A recent study entitled “Safety and Activity of the First-in-Class Sym004 Anti-EGFR Antibody Mixture in Patients with Refractory Colorectal Cancer” showed that a specific therapy based on Sym004 antibody mixture yielded promising results against refractory colorectal cancer. The study was performed by an international team of researchers and published in the journal Cancer Discovery.
EGFR (epidermal growth factor receptor) is an oncogene that, once activated, sends signals to induce cell division and proliferation. Several trials have shown that anti-EGFR therapy is beneficial for metastatic colon cancer patients without mutations in the RAS genes (genes often mutated in colorectal cancer). However, resistance to anti-EGFR therapy has been observed; in these cases, the disease eventually progresses and the patients are left with few therapeutic options.
One anti-EGFR therapy is Sym004, a 1:1 mixture of two recombinant antibodies against two different EGFR epitopes. Studies have shown that Sym004 is able to block EGFR and induce tumor regression.
In this study, the research team conducted the first-in-human Phase I trial with 62 patients. Of these patients, 20 had advanced solid epithelial tumors and participated in a dose-escalation phase of the study, administered weekly with Sym004 at different doses (varying from 0.4 mg/kg to 12 mg/kg). The remaining 42 patients, who had metastatic colorectal cancer and had acquired EGFR inhibitor resistance (namely against the inhibitors cetuximab and panitumumab), were enrolled in the dose-expansion phase of the trial receiving weekly doses of 9 or 12 mg/kg of Sym004.
Researchers found that in the dose-expansion cohort, 44% of patients exhibited tumor regression, with 13% having a partial response to Sym004 treatment. The results also showed a 67% overall disease-control rate, including stable disease and partial responses, upon Sym004 treatment. Sym004 toxicity profile was found to be similar to other anti-EGFR antibodies approved by the U.S. Food and Drug Administration (FDA), namely low magnesium levels and grade 3 skin toxicity that could be controlled with dose reductions and supportive care, such as antibiotics and steroids.
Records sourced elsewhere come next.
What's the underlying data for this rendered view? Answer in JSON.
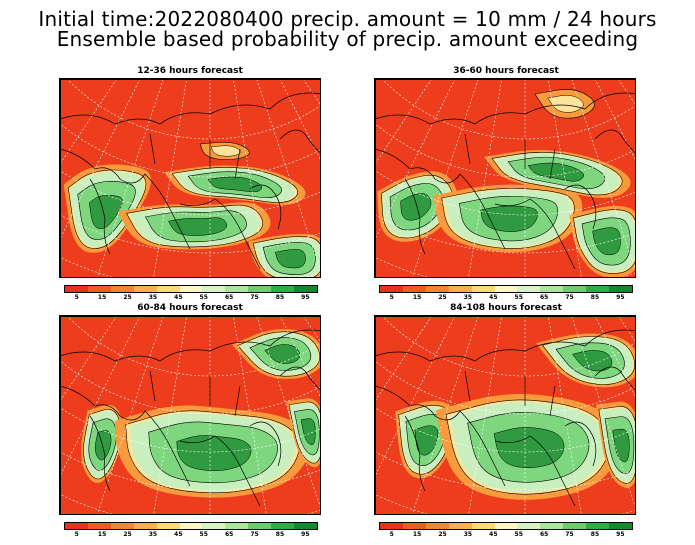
{
  "header": {
    "line1": "Initial time:2022080400 precip. amount = 10 mm / 24 hours",
    "line2": "Ensemble based probability of precip. amount exceeding"
  },
  "panels": [
    {
      "title": "12-36 hours forecast"
    },
    {
      "title": "36-60 hours forecast"
    },
    {
      "title": "60-84 hours forecast"
    },
    {
      "title": "84-108 hours forecast"
    }
  ],
  "colorbar": {
    "labels": [
      "5",
      "15",
      "25",
      "35",
      "45",
      "55",
      "65",
      "75",
      "85",
      "95"
    ],
    "colors": [
      "#e8331a",
      "#f05a23",
      "#f7852e",
      "#fbb04a",
      "#fdd978",
      "#fdf5c2",
      "#d7f3c2",
      "#a8e69a",
      "#6bcf6b",
      "#2fae41",
      "#138a2c"
    ]
  },
  "colors": {
    "low_prob": "#ee3d1c",
    "mid_prob": "#f99a3c",
    "light_prob": "#fde49a",
    "pale_green": "#c9efbf",
    "green": "#7ed77e",
    "dark_green": "#2f9a3f",
    "coast": "#000000",
    "grid": "#ffffff"
  }
}
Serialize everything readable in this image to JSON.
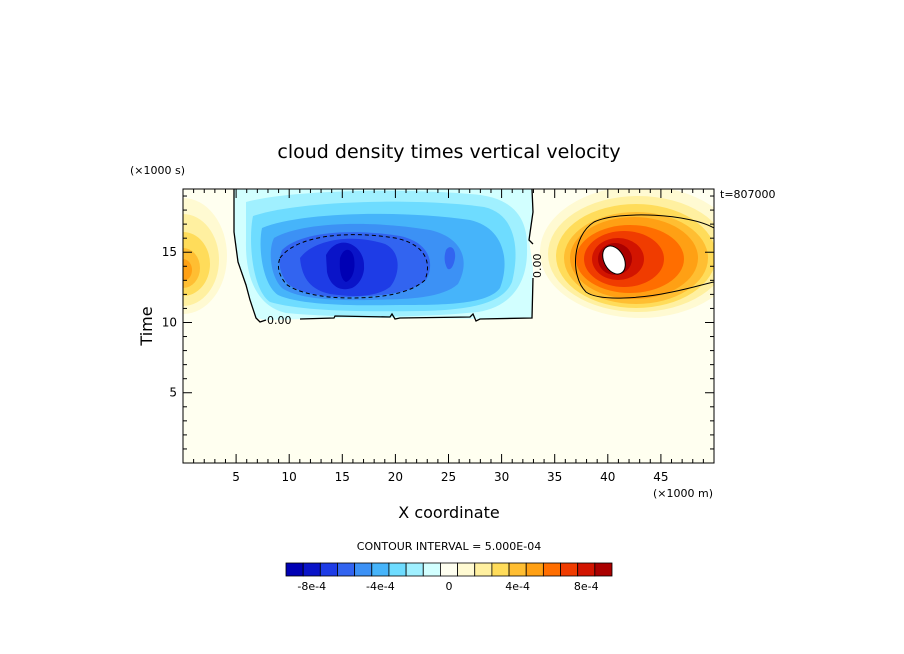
{
  "chart_data": {
    "type": "heatmap",
    "title": "cloud density times vertical velocity",
    "xlabel": "X coordinate",
    "ylabel": "Time",
    "x_unit": "(×1000 m)",
    "y_unit": "(×1000 s)",
    "time_stamp": "t=807000",
    "xlim": [
      0,
      50
    ],
    "ylim": [
      0,
      19.5
    ],
    "x_ticks": [
      5,
      10,
      15,
      20,
      25,
      30,
      35,
      40,
      45
    ],
    "x_tick_labels": [
      "5",
      "10",
      "15",
      "20",
      "25",
      "30",
      "35",
      "40",
      "45"
    ],
    "y_ticks": [
      5,
      10,
      15
    ],
    "y_tick_labels": [
      "5",
      "10",
      "15"
    ],
    "contour_interval_text": "CONTOUR INTERVAL = 5.000E-04",
    "contour_label": "0.00",
    "colorbar": {
      "colors": [
        "#0000b4",
        "#0a14c8",
        "#1e3ce6",
        "#3264f0",
        "#3c91f5",
        "#46b4fa",
        "#6edcff",
        "#a0f0ff",
        "#d2ffff",
        "#fffff0",
        "#fffad2",
        "#fff0a0",
        "#ffdc5a",
        "#ffbe32",
        "#ffa014",
        "#ff6e00",
        "#f03c00",
        "#d21400",
        "#aa0000"
      ],
      "tick_labels": [
        "-8e-4",
        "-4e-4",
        "0",
        "4e-4",
        "8e-4"
      ],
      "tick_values": [
        -0.0008,
        -0.0004,
        0,
        0.0004,
        0.0008
      ]
    }
  }
}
The research team concluded that Sym004 represents a potential effective therapy for patients with advanced colorectal cancer, who have become resistant to approved anti-EGFR therapies.
“This study represents one of the first examples of promising translation from preclinical findings to drug development and clinical activity against anti-EGFR antibody-resistant colorectal cancer. The significant anti tumor activity of Sym004 in patients whose tumors have become resistant to anti-EGFR therapies suggests that some colorectal cancers that progress after treatment with cetuximab or panitumumab [anti-EGFR therapies] remain dependent on EGFR signaling,” concluded the study’s senior author and director of the Vall d’Hebron Institute of Oncology in Barcelona, Spain, Dr. Josep Tabernero in a news release.